Fang Man

Fang Man

Fellow: Awarded 2012
Field of Study: Music Composition

Competition: US & Canada

University of South Carolina

Hailed as “inventive and breathtaking” by New York Times critic Steven Smith, Fang Man is a Chinese-born composer who lives in the United States. She has obtained a doctorate in music composition from Cornell University, where she studied with Steven Stucky and Roberto Sierra. She also holds a computer music certificate from IRCAM-Paris. Fang Man’s original concert music has been performed worldwide by notable orchestras and ensembles such as the Los Angeles Philharmonic Orchestra New Music Group under the baton of Esa-Pekka Salonen, American Composers Orchestra, Tokyo Philharmonic Orchestra, Minnesota Orchestra, Britten-Pears Orchestra (UK), National Orchestre de Lorraine (France), Peabody Symphony Orchestra, Cabrillo Festival Orchestra, and Music from China, among others.
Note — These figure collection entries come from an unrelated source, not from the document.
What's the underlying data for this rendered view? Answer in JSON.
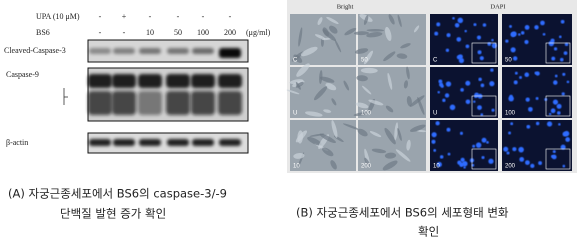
{
  "blot": {
    "conditions": [
      {
        "label": "UPA (10 μM)",
        "values": [
          "-",
          "+",
          "-",
          "-",
          "-",
          "-"
        ]
      },
      {
        "label": "BS6",
        "values": [
          "-",
          "-",
          "10",
          "50",
          "100",
          "200"
        ],
        "unit": "(μg/ml)"
      }
    ],
    "proteins": [
      "Cleaved-Caspase-3",
      "Caspase-9",
      "β-actin"
    ]
  },
  "microscopy": {
    "columns": [
      "Bright",
      "DAPI"
    ],
    "panels": [
      [
        "C",
        "50",
        "C",
        "50"
      ],
      [
        "U",
        "100",
        "U",
        "100"
      ],
      [
        "10",
        "200",
        "10",
        "200"
      ]
    ]
  },
  "captions": [
    [
      "(A) 자궁근종세포에서 BS6의 caspase-3/-9",
      "단백질 발현 증가 확인"
    ],
    [
      "(B) 자궁근종세포에서 BS6의 세포형태 변화",
      "확인"
    ]
  ]
}
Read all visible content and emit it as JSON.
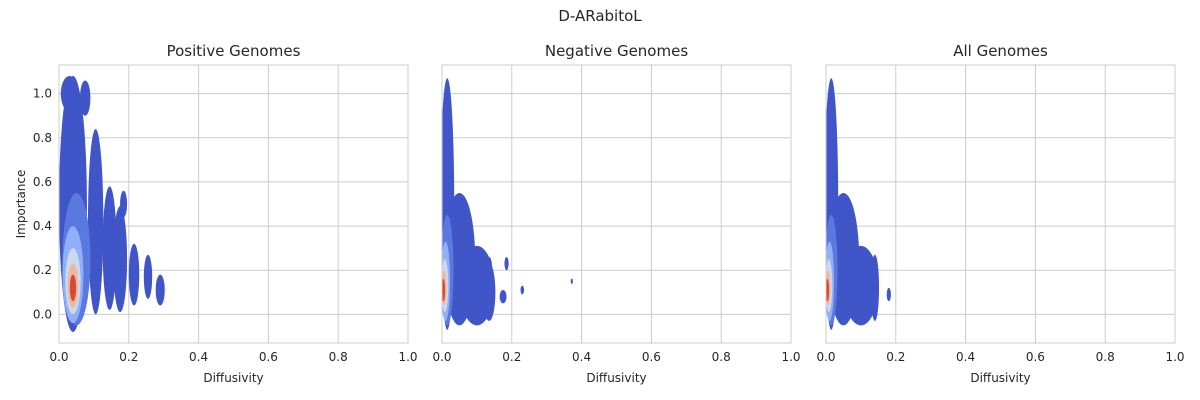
{
  "figure": {
    "suptitle": "D-ARabitoL"
  },
  "chart_data": [
    {
      "type": "kde-contour",
      "title": "Positive Genomes",
      "xlabel": "Diffusivity",
      "ylabel": "Importance",
      "xlim": [
        0.0,
        1.0
      ],
      "ylim": [
        -0.13,
        1.13
      ],
      "xticks": [
        "0.0",
        "0.2",
        "0.4",
        "0.6",
        "0.8",
        "1.0"
      ],
      "yticks": [
        "0.0",
        "0.2",
        "0.4",
        "0.6",
        "0.8",
        "1.0"
      ],
      "show_yticklabels": true,
      "grid": true,
      "colormap": "coolwarm",
      "peak": {
        "x": 0.04,
        "y": 0.12
      },
      "blobs": [
        {
          "x": 0.04,
          "y": 0.5,
          "rx": 0.04,
          "ry": 0.58,
          "level": 0
        },
        {
          "x": 0.075,
          "y": 0.98,
          "rx": 0.015,
          "ry": 0.08,
          "level": 0
        },
        {
          "x": 0.03,
          "y": 1.0,
          "rx": 0.025,
          "ry": 0.08,
          "level": 0
        },
        {
          "x": 0.105,
          "y": 0.42,
          "rx": 0.022,
          "ry": 0.42,
          "level": 0
        },
        {
          "x": 0.145,
          "y": 0.3,
          "rx": 0.02,
          "ry": 0.28,
          "level": 0
        },
        {
          "x": 0.175,
          "y": 0.25,
          "rx": 0.02,
          "ry": 0.24,
          "level": 0
        },
        {
          "x": 0.185,
          "y": 0.5,
          "rx": 0.01,
          "ry": 0.06,
          "level": 0
        },
        {
          "x": 0.215,
          "y": 0.18,
          "rx": 0.015,
          "ry": 0.14,
          "level": 0
        },
        {
          "x": 0.255,
          "y": 0.17,
          "rx": 0.012,
          "ry": 0.1,
          "level": 0
        },
        {
          "x": 0.29,
          "y": 0.11,
          "rx": 0.013,
          "ry": 0.07,
          "level": 0
        },
        {
          "x": 0.05,
          "y": 0.25,
          "rx": 0.04,
          "ry": 0.3,
          "level": 1
        },
        {
          "x": 0.04,
          "y": 0.18,
          "rx": 0.03,
          "ry": 0.22,
          "level": 2
        },
        {
          "x": 0.04,
          "y": 0.15,
          "rx": 0.022,
          "ry": 0.15,
          "level": 3
        },
        {
          "x": 0.04,
          "y": 0.13,
          "rx": 0.015,
          "ry": 0.1,
          "level": 4
        },
        {
          "x": 0.04,
          "y": 0.12,
          "rx": 0.009,
          "ry": 0.06,
          "level": 5
        }
      ]
    },
    {
      "type": "kde-contour",
      "title": "Negative Genomes",
      "xlabel": "Diffusivity",
      "ylabel": "",
      "xlim": [
        0.0,
        1.0
      ],
      "ylim": [
        -0.13,
        1.13
      ],
      "xticks": [
        "0.0",
        "0.2",
        "0.4",
        "0.6",
        "0.8",
        "1.0"
      ],
      "yticks": [],
      "show_yticklabels": false,
      "grid": true,
      "colormap": "coolwarm",
      "peak": {
        "x": 0.01,
        "y": 0.12
      },
      "blobs": [
        {
          "x": 0.015,
          "y": 0.5,
          "rx": 0.02,
          "ry": 0.57,
          "level": 0
        },
        {
          "x": 0.05,
          "y": 0.25,
          "rx": 0.045,
          "ry": 0.3,
          "level": 0
        },
        {
          "x": 0.1,
          "y": 0.13,
          "rx": 0.05,
          "ry": 0.18,
          "level": 0
        },
        {
          "x": 0.135,
          "y": 0.1,
          "rx": 0.018,
          "ry": 0.13,
          "level": 0
        },
        {
          "x": 0.135,
          "y": 0.22,
          "rx": 0.008,
          "ry": 0.04,
          "level": 0
        },
        {
          "x": 0.185,
          "y": 0.23,
          "rx": 0.006,
          "ry": 0.03,
          "level": 0
        },
        {
          "x": 0.175,
          "y": 0.08,
          "rx": 0.01,
          "ry": 0.03,
          "level": 0
        },
        {
          "x": 0.23,
          "y": 0.11,
          "rx": 0.005,
          "ry": 0.02,
          "level": 0
        },
        {
          "x": 0.372,
          "y": 0.15,
          "rx": 0.003,
          "ry": 0.012,
          "level": 0
        },
        {
          "x": 0.015,
          "y": 0.2,
          "rx": 0.018,
          "ry": 0.25,
          "level": 1
        },
        {
          "x": 0.01,
          "y": 0.15,
          "rx": 0.013,
          "ry": 0.18,
          "level": 2
        },
        {
          "x": 0.008,
          "y": 0.13,
          "rx": 0.01,
          "ry": 0.12,
          "level": 3
        },
        {
          "x": 0.006,
          "y": 0.12,
          "rx": 0.007,
          "ry": 0.08,
          "level": 4
        },
        {
          "x": 0.004,
          "y": 0.11,
          "rx": 0.005,
          "ry": 0.05,
          "level": 5
        }
      ]
    },
    {
      "type": "kde-contour",
      "title": "All Genomes",
      "xlabel": "Diffusivity",
      "ylabel": "",
      "xlim": [
        0.0,
        1.0
      ],
      "ylim": [
        -0.13,
        1.13
      ],
      "xticks": [
        "0.0",
        "0.2",
        "0.4",
        "0.6",
        "0.8",
        "1.0"
      ],
      "yticks": [],
      "show_yticklabels": false,
      "grid": true,
      "colormap": "coolwarm",
      "peak": {
        "x": 0.01,
        "y": 0.12
      },
      "blobs": [
        {
          "x": 0.015,
          "y": 0.5,
          "rx": 0.02,
          "ry": 0.57,
          "level": 0
        },
        {
          "x": 0.05,
          "y": 0.25,
          "rx": 0.045,
          "ry": 0.3,
          "level": 0
        },
        {
          "x": 0.1,
          "y": 0.13,
          "rx": 0.05,
          "ry": 0.18,
          "level": 0
        },
        {
          "x": 0.14,
          "y": 0.12,
          "rx": 0.012,
          "ry": 0.15,
          "level": 0
        },
        {
          "x": 0.18,
          "y": 0.09,
          "rx": 0.006,
          "ry": 0.03,
          "level": 0
        },
        {
          "x": 0.015,
          "y": 0.2,
          "rx": 0.018,
          "ry": 0.25,
          "level": 1
        },
        {
          "x": 0.01,
          "y": 0.15,
          "rx": 0.013,
          "ry": 0.18,
          "level": 2
        },
        {
          "x": 0.008,
          "y": 0.13,
          "rx": 0.01,
          "ry": 0.12,
          "level": 3
        },
        {
          "x": 0.006,
          "y": 0.12,
          "rx": 0.007,
          "ry": 0.08,
          "level": 4
        },
        {
          "x": 0.004,
          "y": 0.11,
          "rx": 0.005,
          "ry": 0.05,
          "level": 5
        }
      ]
    }
  ],
  "colors": {
    "levels": [
      "#4055c8",
      "#5a78e0",
      "#8fb0f8",
      "#cad8f0",
      "#f2b79a",
      "#d44a3a"
    ],
    "grid": "#cccccc",
    "text": "#262626"
  }
}
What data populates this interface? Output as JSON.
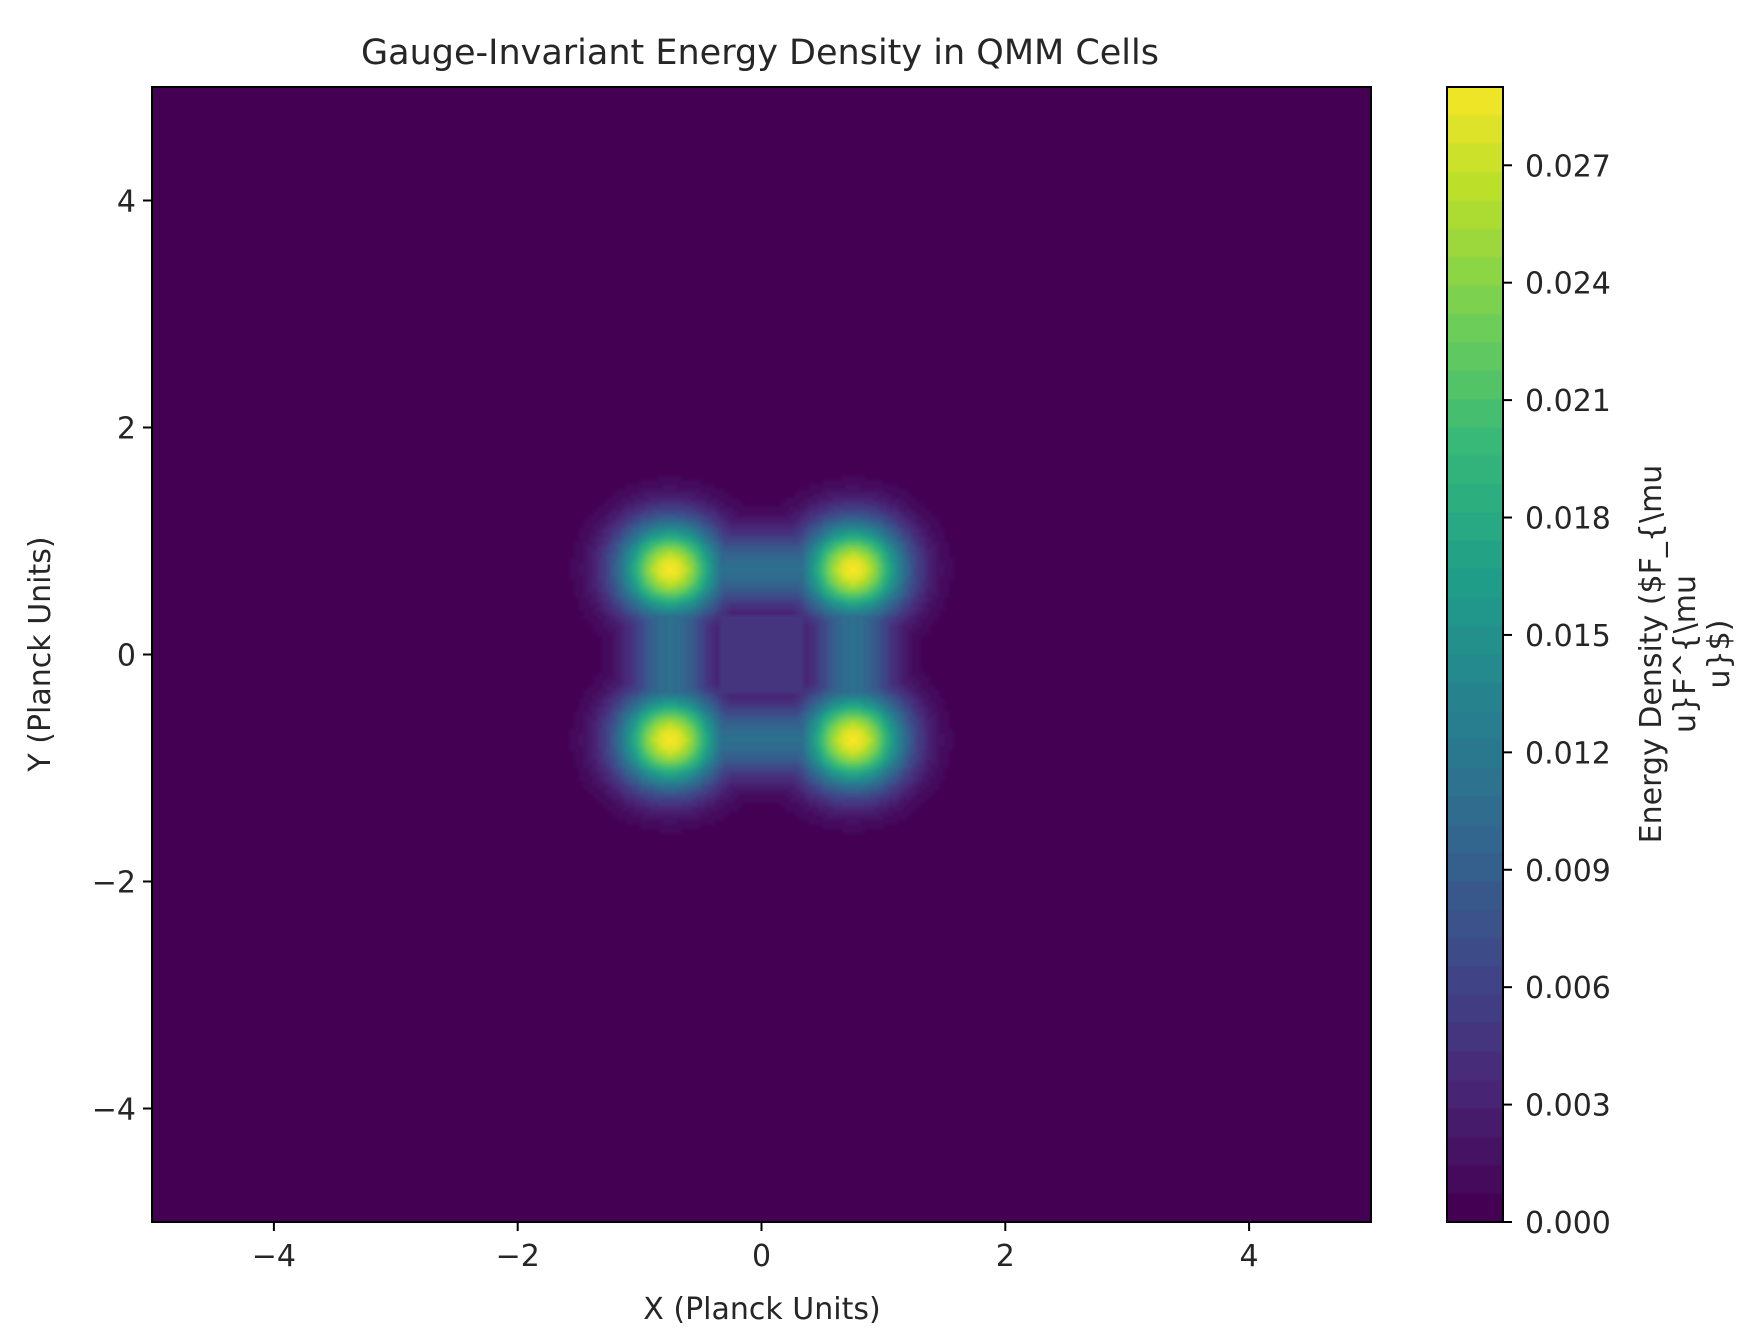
{
  "chart_data": {
    "type": "heatmap",
    "title": "Gauge-Invariant Energy Density in QMM Cells",
    "xlabel": "X (Planck Units)",
    "ylabel": "Y (Planck Units)",
    "xlim": [
      -5,
      5
    ],
    "ylim": [
      -5,
      5
    ],
    "x_ticks": [
      -4,
      -2,
      0,
      2,
      4
    ],
    "y_ticks": [
      -4,
      -2,
      0,
      2,
      4
    ],
    "x_tick_labels": [
      "−4",
      "−2",
      "0",
      "2",
      "4"
    ],
    "y_tick_labels": [
      "−4",
      "−2",
      "0",
      "2",
      "4"
    ],
    "colormap": "viridis",
    "colorbar": {
      "label_lines": [
        "Energy Density ($F_{\\mu",
        "u}F^{\\mu",
        "u}$)"
      ],
      "range": [
        0,
        0.029
      ],
      "ticks": [
        0,
        0.003,
        0.006,
        0.009,
        0.012,
        0.015,
        0.018,
        0.021,
        0.024,
        0.027
      ],
      "tick_labels": [
        "0.000",
        "0.003",
        "0.006",
        "0.009",
        "0.012",
        "0.015",
        "0.018",
        "0.021",
        "0.024",
        "0.027"
      ]
    },
    "peaks": [
      {
        "x": -0.75,
        "y": 0.75,
        "value": 0.029
      },
      {
        "x": 0.75,
        "y": 0.75,
        "value": 0.029
      },
      {
        "x": -0.75,
        "y": -0.75,
        "value": 0.029
      },
      {
        "x": 0.75,
        "y": -0.75,
        "value": 0.029
      }
    ],
    "center_value": 0.0045,
    "bridge_value": 0.011,
    "background_value": 0.0,
    "grid": false
  }
}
She is the recipient of a Koussevitzky Music Foundation commission, Los Angeles Philharmonic commission, an Underwood/ACO New Music commission, Toru Takemitsu Award (Japan), Meet the Composer commission, Dolce Suono Ensemble Mahler-Schoenberg Project commission, Prism Quartet/Music From China commission, Bank of America commission, the Darmstadt Stipend-Prize-Award, SACEM Scholarship (France), Kate Neal Kinley Memorial Fellowship, Frank Huntington Beebe Fellowship, Music from China Award, etc. She has been invited to new music festivals such as the Festival d’Aix-en-Provence (France), Darmstadt New Music Festival (Germany), Centre Acanthes (France), Aspen Music Festival (USA), Gaudeamus Music Week (the Netherlands), and June in Buffalo (USA), among others. And she was a resident composer at the Hermitage Artist Retreat in Florida, Aldeburgh Music Centre in the United Kingdom, and Civitella Ranieri Music Foundation in Italy.

Fang Man previously held positions as a Composer-in-Residence and Assistant Professor of Music at the Baldwin-Wallace Conservatory of Music, and a Visiting Assistant Professor at Duke University. She is currently a Research Assistant Professor at the University of South Carolina.